Nothing's more distracting than a steady fucking rain in the middle of a summer-long drought that's screwed everything up. Here it is, dark and quiet on a Sunday evening, in the middle of August, somewhere out here in the fly-over states, and we're getting the second big rain of the week, something that hasn't happened in months and months. It's been a hot and humid nightmare. Everything's scorched. Everything that's been trying to grow in the dry earth is pitifully malnourished and not really alive at all.
There's a man, in the Zulu Winter song, "Small Places," who's praying for rain, in general and for a dry mouth. So, as the rain is hitting and then slinking down the side of my house, like a prowler, I'm listening to a man pray for rain like he needs it too. There's nothing wrong with hoping for as little rain as possible, so that you have to mow the lawn the fewest number of annual times, but praying for rain, needing it to rain is serious business and that always trumps lazy, self-serving wishes that serve no greater good and actually do much damage.
The song's not all about a prayer for rain, but lead singer Will Daunt asks a few times, "What kind of man are you?/Holding onto that feeling," and hearing him do so tonight, it hits us that this is a question that could mean a whole host of things. The answer to the question asked and the many feelings that could be getting held onto make all of it feel constricting, like we're never going to figure any of it out.

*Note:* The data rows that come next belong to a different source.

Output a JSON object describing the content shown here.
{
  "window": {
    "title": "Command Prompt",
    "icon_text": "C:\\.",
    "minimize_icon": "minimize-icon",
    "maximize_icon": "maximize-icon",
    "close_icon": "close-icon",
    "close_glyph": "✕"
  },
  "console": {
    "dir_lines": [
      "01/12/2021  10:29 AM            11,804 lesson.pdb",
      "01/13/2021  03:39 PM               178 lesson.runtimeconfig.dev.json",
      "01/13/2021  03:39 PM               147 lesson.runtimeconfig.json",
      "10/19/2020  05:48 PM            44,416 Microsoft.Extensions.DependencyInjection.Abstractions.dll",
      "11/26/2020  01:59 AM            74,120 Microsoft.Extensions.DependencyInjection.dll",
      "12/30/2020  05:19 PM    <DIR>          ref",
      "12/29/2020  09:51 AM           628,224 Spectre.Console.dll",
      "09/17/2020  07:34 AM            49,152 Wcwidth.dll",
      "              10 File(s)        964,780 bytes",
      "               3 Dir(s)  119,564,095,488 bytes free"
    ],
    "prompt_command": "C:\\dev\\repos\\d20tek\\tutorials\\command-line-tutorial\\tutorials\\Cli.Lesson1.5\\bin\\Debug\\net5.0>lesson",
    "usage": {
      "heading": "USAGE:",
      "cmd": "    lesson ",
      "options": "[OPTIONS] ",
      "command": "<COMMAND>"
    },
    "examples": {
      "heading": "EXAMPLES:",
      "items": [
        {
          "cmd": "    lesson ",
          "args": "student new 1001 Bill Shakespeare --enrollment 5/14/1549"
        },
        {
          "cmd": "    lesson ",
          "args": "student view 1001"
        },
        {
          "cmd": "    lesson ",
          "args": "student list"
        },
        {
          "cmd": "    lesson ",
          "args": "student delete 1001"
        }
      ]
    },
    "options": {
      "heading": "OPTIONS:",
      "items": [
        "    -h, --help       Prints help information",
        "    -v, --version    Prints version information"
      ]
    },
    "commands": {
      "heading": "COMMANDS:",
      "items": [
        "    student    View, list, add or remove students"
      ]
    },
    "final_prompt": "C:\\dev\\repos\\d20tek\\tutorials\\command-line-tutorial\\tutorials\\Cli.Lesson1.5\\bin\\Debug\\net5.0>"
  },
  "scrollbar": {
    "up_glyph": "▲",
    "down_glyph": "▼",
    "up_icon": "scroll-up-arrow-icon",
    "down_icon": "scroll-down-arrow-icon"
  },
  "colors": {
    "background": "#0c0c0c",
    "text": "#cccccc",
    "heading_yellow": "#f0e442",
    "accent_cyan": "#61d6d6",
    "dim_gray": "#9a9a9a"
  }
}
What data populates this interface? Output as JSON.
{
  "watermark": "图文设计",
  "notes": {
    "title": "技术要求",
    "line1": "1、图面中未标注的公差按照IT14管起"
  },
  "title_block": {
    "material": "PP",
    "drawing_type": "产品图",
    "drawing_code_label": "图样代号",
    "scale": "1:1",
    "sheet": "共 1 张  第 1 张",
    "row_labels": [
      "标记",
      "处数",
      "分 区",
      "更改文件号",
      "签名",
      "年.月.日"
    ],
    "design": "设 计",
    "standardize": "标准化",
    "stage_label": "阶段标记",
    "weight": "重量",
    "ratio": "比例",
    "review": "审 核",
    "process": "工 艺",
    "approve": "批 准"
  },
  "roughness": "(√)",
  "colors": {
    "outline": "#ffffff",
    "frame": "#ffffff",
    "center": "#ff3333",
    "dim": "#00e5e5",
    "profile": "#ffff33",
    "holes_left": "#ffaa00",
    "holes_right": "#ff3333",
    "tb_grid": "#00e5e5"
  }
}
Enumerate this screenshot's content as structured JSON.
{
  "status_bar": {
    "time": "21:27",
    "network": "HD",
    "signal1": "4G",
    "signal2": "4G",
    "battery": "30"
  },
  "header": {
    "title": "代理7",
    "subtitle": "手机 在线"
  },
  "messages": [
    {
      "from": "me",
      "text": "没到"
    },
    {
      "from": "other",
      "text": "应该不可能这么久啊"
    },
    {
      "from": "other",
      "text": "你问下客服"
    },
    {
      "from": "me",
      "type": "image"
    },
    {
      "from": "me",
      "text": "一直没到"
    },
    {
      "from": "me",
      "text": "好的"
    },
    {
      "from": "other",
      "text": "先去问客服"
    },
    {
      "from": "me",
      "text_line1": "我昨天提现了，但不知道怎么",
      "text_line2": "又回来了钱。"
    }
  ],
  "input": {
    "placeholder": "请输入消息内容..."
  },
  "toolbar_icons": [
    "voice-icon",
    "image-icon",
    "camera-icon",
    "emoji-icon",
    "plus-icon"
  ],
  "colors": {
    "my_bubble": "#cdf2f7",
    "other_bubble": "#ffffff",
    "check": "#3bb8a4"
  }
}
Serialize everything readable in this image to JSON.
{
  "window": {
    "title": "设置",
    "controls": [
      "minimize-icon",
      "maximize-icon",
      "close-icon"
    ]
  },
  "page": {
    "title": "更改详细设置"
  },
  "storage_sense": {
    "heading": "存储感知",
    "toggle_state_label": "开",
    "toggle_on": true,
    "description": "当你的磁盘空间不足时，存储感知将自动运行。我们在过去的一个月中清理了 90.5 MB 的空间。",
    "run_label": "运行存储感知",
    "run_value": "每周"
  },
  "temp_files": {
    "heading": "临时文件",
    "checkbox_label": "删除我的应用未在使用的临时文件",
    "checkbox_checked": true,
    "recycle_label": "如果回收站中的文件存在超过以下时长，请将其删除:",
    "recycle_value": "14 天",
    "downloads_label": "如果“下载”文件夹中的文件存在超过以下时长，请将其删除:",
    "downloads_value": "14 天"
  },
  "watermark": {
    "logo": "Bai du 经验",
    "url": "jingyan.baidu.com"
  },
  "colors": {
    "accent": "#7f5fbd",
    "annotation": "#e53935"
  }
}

There's frozen time spilled all over Zulu Winter songs and there are stunted feelings, meanderings through some pits, through some gullies and few of them are well-lit, but rather dim and requiring cautiousness to get through them to the other side. We are often flung and we tend to leave pieces of ourselves here and there, sometimes as the pieces that get held onto by others - just part of the problem, never the solution. People getting seeded like clouds that are never going to spill out.